Recently, DeepSeek has officially rolled out the DeepSeek-V3.2-Exp model. This innovative model incorporates a sparse Attention architecture, designed to minimize computational resource usage and boost model inference efficiency. Even though it's an experimental iteration, it has already piqued the interest of numerous chip manufacturers, who have all declared their Day 0 support.
Among these manufacturers, Huawei Ascend stands out by swiftly completing the adaptation and deployment process, leveraging inference frameworks like vLLM/SGLang.
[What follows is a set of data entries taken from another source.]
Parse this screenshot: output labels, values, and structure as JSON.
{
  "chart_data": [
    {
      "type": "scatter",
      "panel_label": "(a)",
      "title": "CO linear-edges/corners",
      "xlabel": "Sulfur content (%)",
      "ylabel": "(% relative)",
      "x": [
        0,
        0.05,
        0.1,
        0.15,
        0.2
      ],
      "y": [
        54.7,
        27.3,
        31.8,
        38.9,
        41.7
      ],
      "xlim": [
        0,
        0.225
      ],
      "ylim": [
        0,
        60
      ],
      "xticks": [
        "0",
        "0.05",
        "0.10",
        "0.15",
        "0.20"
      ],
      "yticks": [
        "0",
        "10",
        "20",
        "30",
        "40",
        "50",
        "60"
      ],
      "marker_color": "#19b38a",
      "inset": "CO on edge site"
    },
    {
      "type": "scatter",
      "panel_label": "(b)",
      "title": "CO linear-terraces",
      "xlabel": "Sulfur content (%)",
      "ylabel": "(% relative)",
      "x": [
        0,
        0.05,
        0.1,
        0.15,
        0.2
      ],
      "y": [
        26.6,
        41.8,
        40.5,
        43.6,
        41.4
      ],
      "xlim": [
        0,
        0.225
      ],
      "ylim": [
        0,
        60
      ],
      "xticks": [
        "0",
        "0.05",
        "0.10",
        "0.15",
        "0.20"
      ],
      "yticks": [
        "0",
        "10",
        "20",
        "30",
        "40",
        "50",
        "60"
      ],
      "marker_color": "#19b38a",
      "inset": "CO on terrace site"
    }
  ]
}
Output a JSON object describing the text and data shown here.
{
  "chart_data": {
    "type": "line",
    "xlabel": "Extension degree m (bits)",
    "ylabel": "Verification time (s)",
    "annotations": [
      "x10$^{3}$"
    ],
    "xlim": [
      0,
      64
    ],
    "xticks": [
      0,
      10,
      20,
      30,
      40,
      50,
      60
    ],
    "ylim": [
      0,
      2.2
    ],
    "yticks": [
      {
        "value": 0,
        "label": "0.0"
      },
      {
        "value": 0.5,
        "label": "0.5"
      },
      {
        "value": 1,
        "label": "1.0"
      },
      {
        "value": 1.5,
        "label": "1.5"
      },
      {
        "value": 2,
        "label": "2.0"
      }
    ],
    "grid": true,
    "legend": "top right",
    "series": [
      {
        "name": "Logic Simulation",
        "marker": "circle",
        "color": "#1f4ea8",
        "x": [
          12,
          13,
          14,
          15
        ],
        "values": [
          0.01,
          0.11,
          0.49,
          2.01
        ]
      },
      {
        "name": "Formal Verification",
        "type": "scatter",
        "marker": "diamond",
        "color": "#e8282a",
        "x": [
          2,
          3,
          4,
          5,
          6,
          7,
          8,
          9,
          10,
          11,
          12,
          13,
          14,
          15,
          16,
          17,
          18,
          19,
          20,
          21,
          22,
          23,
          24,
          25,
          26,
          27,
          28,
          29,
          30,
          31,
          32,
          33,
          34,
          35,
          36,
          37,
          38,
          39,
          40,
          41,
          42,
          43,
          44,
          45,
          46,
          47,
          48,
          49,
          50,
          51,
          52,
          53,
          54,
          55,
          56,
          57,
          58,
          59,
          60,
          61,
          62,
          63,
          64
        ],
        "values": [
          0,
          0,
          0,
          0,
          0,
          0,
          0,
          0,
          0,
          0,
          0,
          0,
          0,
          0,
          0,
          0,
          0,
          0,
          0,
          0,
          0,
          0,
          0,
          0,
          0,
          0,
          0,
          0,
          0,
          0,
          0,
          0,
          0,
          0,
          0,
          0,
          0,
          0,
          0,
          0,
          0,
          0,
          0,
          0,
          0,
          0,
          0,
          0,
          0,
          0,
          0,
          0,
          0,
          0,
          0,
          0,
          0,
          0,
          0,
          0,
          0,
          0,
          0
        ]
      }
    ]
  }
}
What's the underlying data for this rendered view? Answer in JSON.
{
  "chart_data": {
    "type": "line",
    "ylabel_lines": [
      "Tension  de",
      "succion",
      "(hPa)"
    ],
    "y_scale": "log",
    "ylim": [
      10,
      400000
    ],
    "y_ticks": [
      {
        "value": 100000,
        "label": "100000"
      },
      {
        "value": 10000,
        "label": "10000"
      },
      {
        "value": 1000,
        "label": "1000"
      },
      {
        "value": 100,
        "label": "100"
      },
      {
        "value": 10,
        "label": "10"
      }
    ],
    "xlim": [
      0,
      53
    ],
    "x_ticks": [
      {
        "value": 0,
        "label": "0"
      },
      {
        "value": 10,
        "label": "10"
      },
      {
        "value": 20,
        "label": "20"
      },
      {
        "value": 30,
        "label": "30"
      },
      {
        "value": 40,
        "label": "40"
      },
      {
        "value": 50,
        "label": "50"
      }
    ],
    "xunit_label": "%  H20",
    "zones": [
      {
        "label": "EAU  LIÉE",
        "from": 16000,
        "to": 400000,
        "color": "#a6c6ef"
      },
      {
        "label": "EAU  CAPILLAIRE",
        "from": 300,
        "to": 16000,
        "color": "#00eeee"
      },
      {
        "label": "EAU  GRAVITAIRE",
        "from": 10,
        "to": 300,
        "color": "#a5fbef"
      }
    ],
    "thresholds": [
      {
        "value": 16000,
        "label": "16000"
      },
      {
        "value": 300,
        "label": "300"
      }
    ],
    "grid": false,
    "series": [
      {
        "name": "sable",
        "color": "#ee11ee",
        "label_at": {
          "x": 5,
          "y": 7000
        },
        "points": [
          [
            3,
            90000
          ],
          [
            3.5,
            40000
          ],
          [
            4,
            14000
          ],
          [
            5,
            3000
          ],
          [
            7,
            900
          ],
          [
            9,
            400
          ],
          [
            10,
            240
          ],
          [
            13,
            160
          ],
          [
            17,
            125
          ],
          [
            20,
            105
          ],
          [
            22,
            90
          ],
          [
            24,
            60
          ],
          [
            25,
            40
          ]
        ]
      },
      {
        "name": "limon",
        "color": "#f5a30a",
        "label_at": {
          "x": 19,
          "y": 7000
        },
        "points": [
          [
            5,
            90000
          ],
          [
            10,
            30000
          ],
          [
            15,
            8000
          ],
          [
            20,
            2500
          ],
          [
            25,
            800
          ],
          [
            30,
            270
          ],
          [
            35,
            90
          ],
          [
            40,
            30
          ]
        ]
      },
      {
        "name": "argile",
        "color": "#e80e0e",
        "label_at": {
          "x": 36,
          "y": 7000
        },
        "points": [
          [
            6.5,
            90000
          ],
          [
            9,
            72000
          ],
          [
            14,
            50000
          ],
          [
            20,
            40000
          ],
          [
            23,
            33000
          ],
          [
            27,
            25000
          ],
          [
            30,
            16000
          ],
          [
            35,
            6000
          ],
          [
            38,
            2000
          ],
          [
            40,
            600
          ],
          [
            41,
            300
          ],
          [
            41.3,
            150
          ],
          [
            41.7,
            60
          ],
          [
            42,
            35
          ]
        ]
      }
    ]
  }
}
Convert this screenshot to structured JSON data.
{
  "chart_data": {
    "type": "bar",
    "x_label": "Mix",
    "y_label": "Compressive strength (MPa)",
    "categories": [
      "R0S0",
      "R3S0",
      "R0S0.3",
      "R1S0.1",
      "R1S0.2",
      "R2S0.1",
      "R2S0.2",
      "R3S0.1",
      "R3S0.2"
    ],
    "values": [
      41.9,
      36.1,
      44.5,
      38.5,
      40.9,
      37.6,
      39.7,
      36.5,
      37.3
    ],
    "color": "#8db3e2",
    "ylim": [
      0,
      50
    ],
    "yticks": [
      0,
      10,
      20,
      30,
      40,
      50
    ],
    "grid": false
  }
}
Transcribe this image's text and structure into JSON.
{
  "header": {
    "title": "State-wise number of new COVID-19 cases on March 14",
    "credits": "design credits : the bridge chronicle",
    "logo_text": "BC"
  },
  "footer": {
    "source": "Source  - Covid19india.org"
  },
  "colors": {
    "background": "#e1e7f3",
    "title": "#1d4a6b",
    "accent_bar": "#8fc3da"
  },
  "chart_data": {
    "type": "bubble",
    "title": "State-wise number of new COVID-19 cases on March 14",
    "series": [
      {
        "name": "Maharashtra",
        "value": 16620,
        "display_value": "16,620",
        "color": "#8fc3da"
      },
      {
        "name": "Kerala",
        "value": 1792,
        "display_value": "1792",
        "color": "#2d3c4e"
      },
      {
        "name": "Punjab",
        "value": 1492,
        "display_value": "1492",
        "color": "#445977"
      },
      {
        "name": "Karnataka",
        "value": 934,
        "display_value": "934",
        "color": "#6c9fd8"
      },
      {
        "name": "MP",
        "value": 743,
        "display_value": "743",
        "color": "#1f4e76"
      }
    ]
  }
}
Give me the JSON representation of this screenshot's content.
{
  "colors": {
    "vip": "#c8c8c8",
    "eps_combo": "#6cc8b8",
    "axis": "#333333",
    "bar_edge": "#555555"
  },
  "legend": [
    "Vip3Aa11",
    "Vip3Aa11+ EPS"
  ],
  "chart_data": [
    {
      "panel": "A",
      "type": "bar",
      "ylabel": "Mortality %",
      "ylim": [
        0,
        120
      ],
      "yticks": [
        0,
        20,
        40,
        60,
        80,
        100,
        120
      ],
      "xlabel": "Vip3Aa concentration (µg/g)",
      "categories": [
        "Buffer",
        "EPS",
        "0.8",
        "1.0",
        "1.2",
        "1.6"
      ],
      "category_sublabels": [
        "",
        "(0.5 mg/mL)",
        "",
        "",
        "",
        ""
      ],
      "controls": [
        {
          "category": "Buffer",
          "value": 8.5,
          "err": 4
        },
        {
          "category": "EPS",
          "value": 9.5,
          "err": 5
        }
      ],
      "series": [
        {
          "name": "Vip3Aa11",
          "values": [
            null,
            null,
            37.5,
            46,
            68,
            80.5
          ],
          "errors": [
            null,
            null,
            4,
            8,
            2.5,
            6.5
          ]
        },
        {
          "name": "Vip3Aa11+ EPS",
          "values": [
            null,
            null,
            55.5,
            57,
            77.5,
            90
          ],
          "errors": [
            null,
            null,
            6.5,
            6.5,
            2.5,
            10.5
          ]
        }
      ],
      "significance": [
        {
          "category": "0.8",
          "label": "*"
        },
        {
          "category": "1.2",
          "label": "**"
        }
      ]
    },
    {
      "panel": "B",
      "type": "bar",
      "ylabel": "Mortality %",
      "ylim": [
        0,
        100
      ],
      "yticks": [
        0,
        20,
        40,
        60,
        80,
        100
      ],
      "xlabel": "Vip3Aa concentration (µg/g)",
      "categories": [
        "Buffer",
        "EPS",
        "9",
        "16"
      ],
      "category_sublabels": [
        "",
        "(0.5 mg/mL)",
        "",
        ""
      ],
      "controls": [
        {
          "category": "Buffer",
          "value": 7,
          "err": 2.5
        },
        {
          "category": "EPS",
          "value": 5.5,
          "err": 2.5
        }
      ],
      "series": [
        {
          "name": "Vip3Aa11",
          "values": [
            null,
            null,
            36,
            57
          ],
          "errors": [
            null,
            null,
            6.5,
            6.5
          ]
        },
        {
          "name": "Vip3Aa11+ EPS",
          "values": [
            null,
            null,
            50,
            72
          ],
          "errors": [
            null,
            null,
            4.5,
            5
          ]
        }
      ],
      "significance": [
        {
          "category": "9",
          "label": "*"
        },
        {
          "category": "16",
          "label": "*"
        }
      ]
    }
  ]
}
They've achieved 0-day support and have made all inference code and operator implementations openly available for developers to utilize.
Cambrian, too, has kept pace, completing its adaptation in tandem and releasing the source code of its large model inference engine, vLLM-MLU. By harnessing the DeepSeek Sparse Attention mechanism, Cambrian can substantially cut down on training and inference expenses in scenarios involving long sequences.
Hygon Information has also announced a seamless adaptation and in-depth tuning of its DCU. The DeepSeek-V3.2-Exp model has showcased exceptional performance on Hygon's DCU, underscoring the high versatility, robust ecological compatibility, and independently controllable technological edge of Hygon's DCU.
Furthermore, the official DeepSeek App, its web version, and mini-program have all been upgraded to DeepSeek-V3.2-Exp. In a move that's sure to delight developers, the API has seen a substantial price slash, with developer call costs plummeting by over 50%.